Fact: “Rescue packs” exist, but they are not for widespread use by asthma or COPD patients and are not recommended as part of a national healthcare response to coronavirus.

“Rescue packs”, which contain antibiotic and steroidal medication, do exist in a very limited setting. They are in very rare circumstances provided to patients who work very closely with their GP as part of a closely monitored self-management plan. They are typically provided to patients with the severest form of asthma or COPD, specifically suitable for patients who are very well versed in managing and understanding their symptoms due to the severity of their condition. 

Misuse or overuse of the medication in “rescue packs” can have a variety of unintended consequences and can involve risks of a serious nature.

Myth: Patients should stop taking anti-inflammatories such as ibuprofen or cortisone as they can worsen coronavirus symptoms 

Fact: There is no evidence to suggest that anti-inflammatories worsen symptoms for patients diagnosed with COVID-19. Stopping or reducing a prescribed dose of anti-inflammatories could be harmful to the health of people with chronic illnesses, including asthma and COPD.

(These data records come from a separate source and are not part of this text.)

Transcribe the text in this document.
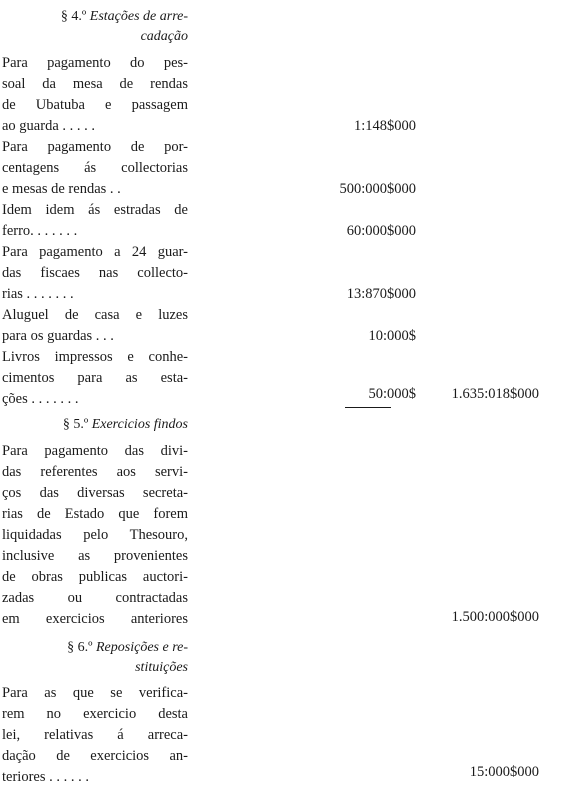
§ 4.º Estações de arre-
cadação
Para pagamento do pes-
soal da mesa de rendas
de Ubatuba e passagem
ao guarda . . . . .	1:148$000
Para pagamento de por-
centagens ás collectorias
e mesas de rendas . .	500:000$000
Idem idem ás estradas de
ferro. . . . . . .	60:000$000
Para pagamento a 24 guar-
das fiscaes nas collecto-
rias . . . . . . .	13:870$000
Aluguel de casa e luzes
para os guardas . . .	10:000$
Livros impressos e conhe-
cimentos para as esta-
ções . . . . . . .	50:000$ 1.635:018$000
§ 5.º Exercicios findos
Para pagamento das divi-
das referentes aos servi-
ços das diversas secreta-
rias de Estado que forem
liquidadas pelo Thesouro,
inclusive as provenientes
de obras publicas auctori-
zadas ou contractadas
em exercicios anteriores	1.500:000$000
§ 6.º Reposições e re-
stituições
Para as que se verifica-
rem no exercicio desta
lei, relativas á arreca-
dação de exercicios an-
teriores . . . . . .	15:000$000
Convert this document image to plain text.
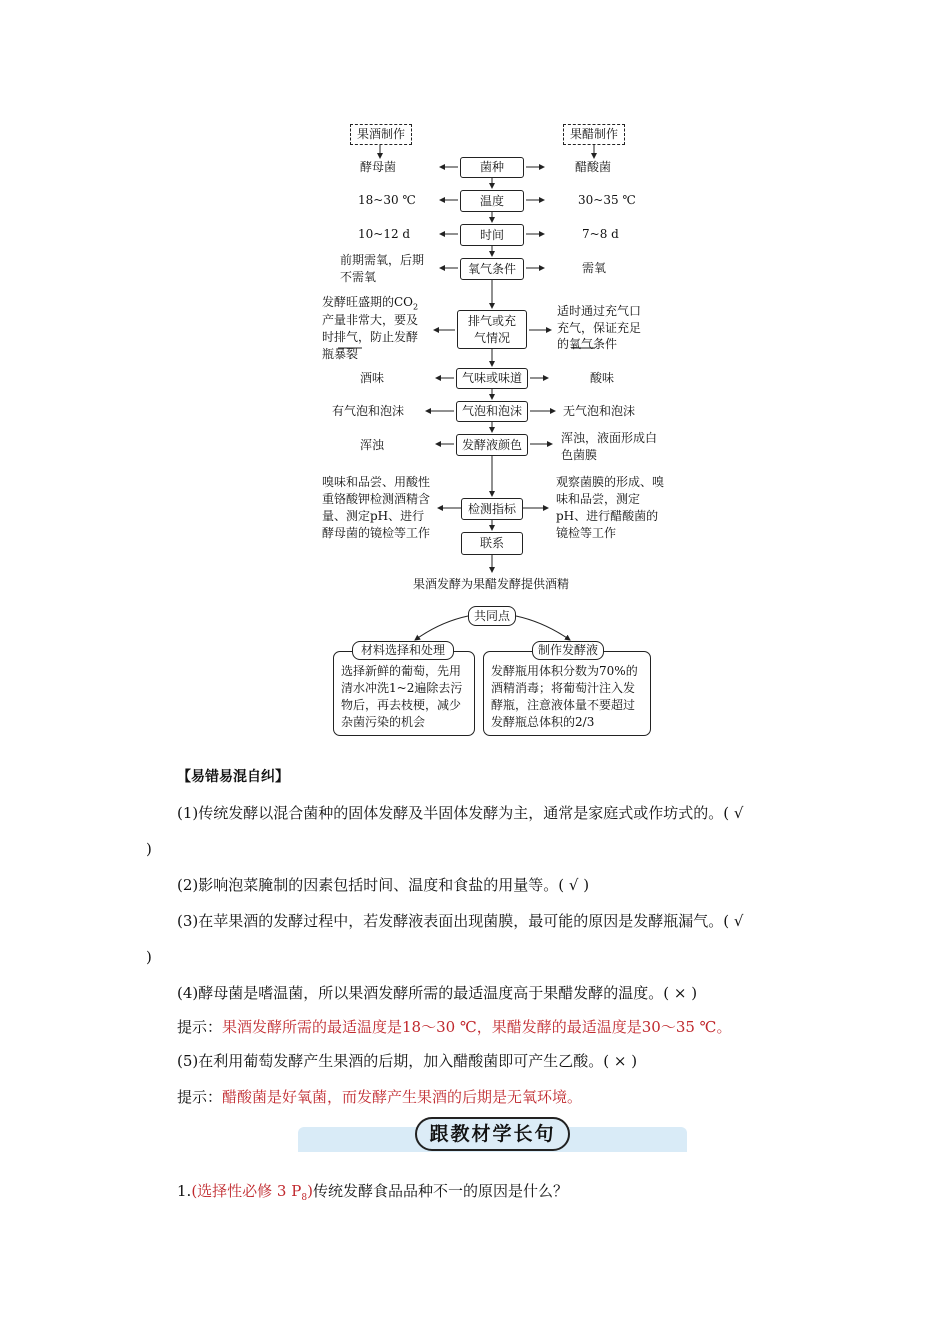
果酒制作	果醋制作
菌种
温度
时间
氧气条件
排气或充气情况
气味或味道
气泡和泡沫
发酵液颜色
检测指标
联系
酵母菌
18~30 ℃
10~12 d
前期需氧，后期不需氧
发酵旺盛期的$CO_2$
产量非常大，要及
时排气，防止发酵
瓶暴裂
酒味
有气泡和泡沫
浑浊
嗅味和品尝、用酸性重铬酸钾检测酒精含量、测定pH、进行酵母菌的镜检等工作
醋酸菌
30~35 ℃
7~8 d
需氧
适时通过充气口
充气，保证充足
的氧气条件
酸味
无气泡和泡沫
浑浊，液面形成白色菌膜
观察菌膜的形成、嗅味和品尝，测定pH、进行醋酸菌的镜检等工作
果酒发酵为果醋发酵提供酒精
共同点
选择新鲜的葡萄，先用清水冲洗1~2遍除去污物后，再去枝梗，减少杂菌污染的机会
材料选择和处理
发酵瓶用体积分数为70%的酒精消毒；将葡萄汁注入发酵瓶，注意液体量不要超过发酵瓶总体积的2/3
制作发酵液
【易错易混自纠】
(1)传统发酵以混合菌种的固体发酵及半固体发酵为主，通常是家庭式或作坊式的。( √
)
(2)影响泡菜腌制的因素包括时间、温度和食盐的用量等。( √ )
(3)在苹果酒的发酵过程中，若发酵液表面出现菌膜，最可能的原因是发酵瓶漏气。( √
)
(4)酵母菌是嗜温菌，所以果酒发酵所需的最适温度高于果醋发酵的温度。( × )
提示：果酒发酵所需的最适温度是18～30 ℃，果醋发酵的最适温度是30～35 ℃。
(5)在利用葡萄发酵产生果酒的后期，加入醋酸菌即可产生乙酸。( × )
提示：醋酸菌是好氧菌，而发酵产生果酒的后期是无氧环境。
跟教材学长句
1.(选择性必修 3 $P_8$)传统发酵食品品种不一的原因是什么？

Do not stop taking prescribed medication or reduce dosages without first speaking to your doctor.

Myth: There is a shortage of asthma and COPD medication

Fact: The Irish Pharmacy Union (IPU), the HSE, the Department of Health and various pharmaceutical companies have reassured us that there is a good stock of asthma and COPD medications in Ireland.

There is no need to order extra medicines than you need for the coming month. This will affect the supply of medicines for others. There is no disruption to the supply of medicines. Our Irish supply chains are well-stocked, established and reliable.

Myth: 5G network towers are causing the coronavirus to spread

Fact: Viruses cannot travel on radio waves/mobile networks. COVID-19 is spreading in many countries that do not have 5G mobile networks.

COVID-19 is spread through respiratory droplets when an infected person coughs, sneezes or speaks. People can also be infected by touching a contaminated surface and then their eyes, mouth or nose.

Myth: Young people cannot become ill with COVID-19

Fact: All people regardless of age or gender can contract the virus. There are certain factors which make you more likely to become seriously ill with COVID-19 such as those identified as extremely medically vulnerable by the Department of Health.

However, all people are still at risk of experiencing severe symptoms with the coronavirus.

Even if you do not feel ill, you may still be infected with the virus and could cause it to be passed on to others. All people need to practice good hand hygiene, implement physical distancing, and remain in the home to reduce the spread. 

Myth: Antibiotics can help prevent you getting the coronavirus

Fact: Antibiotics only work against bacteria; they will not work against a viral infection such as the coronavirus. However, if you are hospitalised due to the coronavirus, you may receive antibiotics because bacterial co-infection is possible.

Researchers are working to develop a vaccine against COVID-19. Currently no vaccine exists. Vaccines against pneumonia, such as pneumococcal vaccine and Haemophilus influenza type B (Hib) vaccine, do not provide protection against the new coronavirus. Despite this, vaccination against respiratory illnesses is highly recommended to protect your health.